Friday, September 24, 2010

money volatility -- beggar-thy-neighbor

People should really read Mr. Bernanke's book on the Depression, Essays on the Great Depression. It clearly lays out Mr. Bernanke's thinking, more accurately his misconceptions on the era, and just as importantly, his failed strategies on how to meet the similar, but by no means identical situation we find ourselves in today. I pointed out a year ago in Ben's Bet, Mr. Bernanke's view of the 1930s is monetarist's revisionism first propagated by Milton Friedman. This revisionism's great advantage for Mr. Friedman, in the best tradition of economics, was it could not be proved right or wrong until the next crisis.
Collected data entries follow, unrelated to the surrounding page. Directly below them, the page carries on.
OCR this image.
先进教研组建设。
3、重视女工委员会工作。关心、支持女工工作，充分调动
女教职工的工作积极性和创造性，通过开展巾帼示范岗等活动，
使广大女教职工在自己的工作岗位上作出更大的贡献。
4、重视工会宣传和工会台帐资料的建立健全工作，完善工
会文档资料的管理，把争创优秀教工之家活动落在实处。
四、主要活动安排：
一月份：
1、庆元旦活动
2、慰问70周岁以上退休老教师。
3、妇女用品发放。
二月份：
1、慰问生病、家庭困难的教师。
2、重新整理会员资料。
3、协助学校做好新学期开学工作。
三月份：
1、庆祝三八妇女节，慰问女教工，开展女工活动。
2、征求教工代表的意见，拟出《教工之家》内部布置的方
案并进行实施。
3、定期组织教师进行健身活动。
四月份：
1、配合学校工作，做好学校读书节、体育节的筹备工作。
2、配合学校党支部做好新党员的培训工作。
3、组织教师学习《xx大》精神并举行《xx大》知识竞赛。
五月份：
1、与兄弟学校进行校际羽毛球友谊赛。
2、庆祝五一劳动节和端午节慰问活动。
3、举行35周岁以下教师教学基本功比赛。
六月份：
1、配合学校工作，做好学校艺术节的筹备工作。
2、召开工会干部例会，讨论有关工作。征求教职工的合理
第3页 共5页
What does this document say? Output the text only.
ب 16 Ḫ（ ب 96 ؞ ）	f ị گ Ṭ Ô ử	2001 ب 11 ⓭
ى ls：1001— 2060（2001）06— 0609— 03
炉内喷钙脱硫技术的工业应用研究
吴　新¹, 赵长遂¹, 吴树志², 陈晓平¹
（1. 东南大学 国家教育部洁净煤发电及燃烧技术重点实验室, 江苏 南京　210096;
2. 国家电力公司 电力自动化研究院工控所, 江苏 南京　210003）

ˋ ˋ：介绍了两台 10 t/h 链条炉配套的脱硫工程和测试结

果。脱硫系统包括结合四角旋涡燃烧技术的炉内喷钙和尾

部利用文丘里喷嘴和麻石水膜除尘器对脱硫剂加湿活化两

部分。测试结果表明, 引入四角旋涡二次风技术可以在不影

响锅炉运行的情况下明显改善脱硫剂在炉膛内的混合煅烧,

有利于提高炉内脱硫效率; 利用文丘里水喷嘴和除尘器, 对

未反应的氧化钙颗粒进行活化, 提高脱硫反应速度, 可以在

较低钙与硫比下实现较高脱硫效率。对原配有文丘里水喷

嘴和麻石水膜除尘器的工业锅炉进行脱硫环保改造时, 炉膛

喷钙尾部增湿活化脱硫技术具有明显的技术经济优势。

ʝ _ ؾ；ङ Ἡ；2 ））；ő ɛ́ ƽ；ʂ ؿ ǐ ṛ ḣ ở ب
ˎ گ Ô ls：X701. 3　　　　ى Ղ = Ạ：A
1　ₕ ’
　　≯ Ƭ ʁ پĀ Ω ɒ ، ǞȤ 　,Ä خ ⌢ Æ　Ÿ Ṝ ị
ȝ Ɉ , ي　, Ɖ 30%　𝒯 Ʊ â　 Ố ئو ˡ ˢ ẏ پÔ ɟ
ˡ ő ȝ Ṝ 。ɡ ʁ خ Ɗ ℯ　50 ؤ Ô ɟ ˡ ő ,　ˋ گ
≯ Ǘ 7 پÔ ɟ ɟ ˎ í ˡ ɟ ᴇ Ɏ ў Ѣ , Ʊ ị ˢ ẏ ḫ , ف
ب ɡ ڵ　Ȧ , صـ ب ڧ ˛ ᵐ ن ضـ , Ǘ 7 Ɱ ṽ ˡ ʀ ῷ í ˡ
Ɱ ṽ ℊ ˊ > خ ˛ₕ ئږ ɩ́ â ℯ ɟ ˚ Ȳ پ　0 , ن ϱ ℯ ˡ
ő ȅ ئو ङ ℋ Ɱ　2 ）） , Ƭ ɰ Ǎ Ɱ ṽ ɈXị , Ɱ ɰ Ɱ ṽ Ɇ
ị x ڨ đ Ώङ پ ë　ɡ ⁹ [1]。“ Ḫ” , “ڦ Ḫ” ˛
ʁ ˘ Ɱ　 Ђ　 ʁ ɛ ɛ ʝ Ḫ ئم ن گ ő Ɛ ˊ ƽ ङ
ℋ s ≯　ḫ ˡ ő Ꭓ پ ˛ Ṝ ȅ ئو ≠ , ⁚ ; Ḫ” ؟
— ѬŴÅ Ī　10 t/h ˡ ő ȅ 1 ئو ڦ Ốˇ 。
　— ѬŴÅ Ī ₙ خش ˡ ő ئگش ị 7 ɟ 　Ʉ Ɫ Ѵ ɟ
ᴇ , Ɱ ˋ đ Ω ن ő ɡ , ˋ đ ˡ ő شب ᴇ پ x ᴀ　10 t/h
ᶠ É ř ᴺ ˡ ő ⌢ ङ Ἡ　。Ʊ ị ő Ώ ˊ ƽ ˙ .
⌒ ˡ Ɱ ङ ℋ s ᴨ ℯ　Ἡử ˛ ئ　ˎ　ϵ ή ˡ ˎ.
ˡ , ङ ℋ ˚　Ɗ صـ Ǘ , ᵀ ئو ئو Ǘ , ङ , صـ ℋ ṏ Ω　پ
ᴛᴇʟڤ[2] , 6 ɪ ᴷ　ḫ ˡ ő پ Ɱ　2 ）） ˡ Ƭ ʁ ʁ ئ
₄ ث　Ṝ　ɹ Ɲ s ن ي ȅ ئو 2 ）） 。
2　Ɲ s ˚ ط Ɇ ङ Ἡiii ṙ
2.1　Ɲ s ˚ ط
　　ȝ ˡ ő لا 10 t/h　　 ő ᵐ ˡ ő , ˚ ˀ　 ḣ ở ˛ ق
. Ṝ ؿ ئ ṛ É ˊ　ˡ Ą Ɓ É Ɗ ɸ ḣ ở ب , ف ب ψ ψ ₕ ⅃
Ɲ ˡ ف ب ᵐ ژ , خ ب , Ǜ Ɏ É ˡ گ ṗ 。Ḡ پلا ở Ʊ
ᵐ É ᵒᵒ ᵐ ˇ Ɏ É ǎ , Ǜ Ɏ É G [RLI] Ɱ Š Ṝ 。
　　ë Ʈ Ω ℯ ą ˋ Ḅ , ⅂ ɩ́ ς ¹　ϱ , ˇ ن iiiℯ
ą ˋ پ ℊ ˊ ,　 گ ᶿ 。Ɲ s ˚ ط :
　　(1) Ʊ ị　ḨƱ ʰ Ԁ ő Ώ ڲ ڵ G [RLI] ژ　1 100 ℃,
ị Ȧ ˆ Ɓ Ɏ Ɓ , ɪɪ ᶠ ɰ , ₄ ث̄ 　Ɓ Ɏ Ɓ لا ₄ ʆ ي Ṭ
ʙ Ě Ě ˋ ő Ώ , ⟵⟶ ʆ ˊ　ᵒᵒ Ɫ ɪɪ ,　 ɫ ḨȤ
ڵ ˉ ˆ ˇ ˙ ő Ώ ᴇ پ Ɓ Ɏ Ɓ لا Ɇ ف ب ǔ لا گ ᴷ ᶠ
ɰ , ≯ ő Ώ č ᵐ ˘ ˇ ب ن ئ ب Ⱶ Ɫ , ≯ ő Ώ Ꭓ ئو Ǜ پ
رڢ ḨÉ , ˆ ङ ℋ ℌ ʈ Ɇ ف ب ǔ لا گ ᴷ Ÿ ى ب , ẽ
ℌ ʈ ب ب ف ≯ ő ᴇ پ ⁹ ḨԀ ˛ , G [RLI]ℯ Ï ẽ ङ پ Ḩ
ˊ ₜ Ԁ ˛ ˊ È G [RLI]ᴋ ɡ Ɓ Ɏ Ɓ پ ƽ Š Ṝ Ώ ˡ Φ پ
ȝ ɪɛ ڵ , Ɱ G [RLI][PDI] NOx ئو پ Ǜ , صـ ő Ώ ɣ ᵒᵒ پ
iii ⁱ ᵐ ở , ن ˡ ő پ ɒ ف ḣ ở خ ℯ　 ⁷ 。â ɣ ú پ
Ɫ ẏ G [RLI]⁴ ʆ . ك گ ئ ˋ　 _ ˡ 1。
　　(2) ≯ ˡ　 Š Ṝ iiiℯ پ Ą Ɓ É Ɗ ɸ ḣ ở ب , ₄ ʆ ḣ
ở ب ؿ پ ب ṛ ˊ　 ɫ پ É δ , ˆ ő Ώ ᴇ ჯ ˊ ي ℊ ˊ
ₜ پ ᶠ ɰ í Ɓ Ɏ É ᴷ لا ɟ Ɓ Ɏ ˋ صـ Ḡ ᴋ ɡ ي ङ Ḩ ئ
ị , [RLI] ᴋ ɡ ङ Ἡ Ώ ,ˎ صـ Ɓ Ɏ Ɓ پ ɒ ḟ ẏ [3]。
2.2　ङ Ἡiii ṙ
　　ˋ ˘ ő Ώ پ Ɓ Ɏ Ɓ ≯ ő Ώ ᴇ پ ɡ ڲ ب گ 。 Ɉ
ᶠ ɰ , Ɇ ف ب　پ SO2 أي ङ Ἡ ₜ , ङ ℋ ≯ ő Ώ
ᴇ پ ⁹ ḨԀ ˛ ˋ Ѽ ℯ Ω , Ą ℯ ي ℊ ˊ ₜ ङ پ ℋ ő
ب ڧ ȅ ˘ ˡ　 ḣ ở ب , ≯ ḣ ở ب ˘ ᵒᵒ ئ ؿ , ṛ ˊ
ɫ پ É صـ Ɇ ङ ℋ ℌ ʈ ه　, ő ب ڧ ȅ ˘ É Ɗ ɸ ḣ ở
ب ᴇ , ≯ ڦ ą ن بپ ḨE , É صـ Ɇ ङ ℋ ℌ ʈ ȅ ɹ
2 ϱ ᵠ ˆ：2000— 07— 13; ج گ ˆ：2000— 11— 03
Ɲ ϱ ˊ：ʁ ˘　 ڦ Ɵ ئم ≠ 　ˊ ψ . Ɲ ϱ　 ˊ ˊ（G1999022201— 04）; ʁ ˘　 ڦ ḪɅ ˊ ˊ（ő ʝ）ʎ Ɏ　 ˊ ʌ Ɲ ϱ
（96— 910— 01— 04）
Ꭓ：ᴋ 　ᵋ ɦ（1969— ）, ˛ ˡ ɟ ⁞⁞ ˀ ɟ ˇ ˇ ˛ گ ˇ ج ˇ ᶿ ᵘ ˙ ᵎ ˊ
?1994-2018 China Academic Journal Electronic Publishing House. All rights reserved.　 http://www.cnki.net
However in the interim, it would helpfully provide cover for powerful interests, profiting greatly from the doctrine's growth and eventual dominance.

In short, the monetarists' view was the Depression was caused predominantly by the Fed, particularly their failure to drop rates and loose money in response to the popped financial bubble of the 1920s. As this monetarist's view came to dominate the 1980s, one of the accompanying great revisions was the monetary volatility of the late 1920s and early 1930s, which pretty much all who experienced considered a scourge, instead was revised to be a blessing. As Mr. Bernanke writes in his book,
Eichengreen and Sachs argued that depreciation, in this context, should not necessarily be thought of as a "beggar-thy-neighbor" policy; because deprecations reduce constraints on the growth of world money supplies, they may have conferred benefits abroad as well as home..
Thus, the competitive monetary deprecations of the 30s, also known as "beggar-thy-neighbor", were viewed triumphant by the monetarists, with Mr. Bernanke concluding, "A coordinated depreciation presumably would have been better than the uncoordinated sequence of deprecations that in fact took place." It's really no secret to understand the hoped ends of Mr. Bernanke's policies. So, its interesting to see a piece in today's WSJ bringing back the idea of "beggar-thy-neighbor" as scourge, while global currency markets become ever more volatile. The article states,
Beggar-thy-neighbor currency devaluations proved ruinous for the global economy in the 1930s. Is the world setting off down the same slippery slope again?
This is in direct contradiction to both our ruling monetarists' doctrine and more importantly Mr. Bernanke's actions. The queer fact is money, as either fiat currency or connected to some non-utilitarian metal such as gold or silver, has no real connection to the real physical economy. History is quite clear that when you begin to simply manipulate the value of money as the main mean to balance great imbalances in the physical economy, you end up compromising the value of the established monetary system, in turn creating further problems for the physical economy. We need fundamental reform of our monetary system, a rethinking of money's creation, control, and relation to the physical economy, not a continuous tinkering or radical revaluing of established currencies.

Half the world didn't meet at Bretton Woods in 1944 to devise a system of global currency stability because they thought the beggar-thy-neighbor currency volatility of the late 1920s and early 1930s was a good thing. However, if you read Mr. Bernanke's book, this is a lesson lost to him and our ruling monetarist priesthood. So, we will learn it again.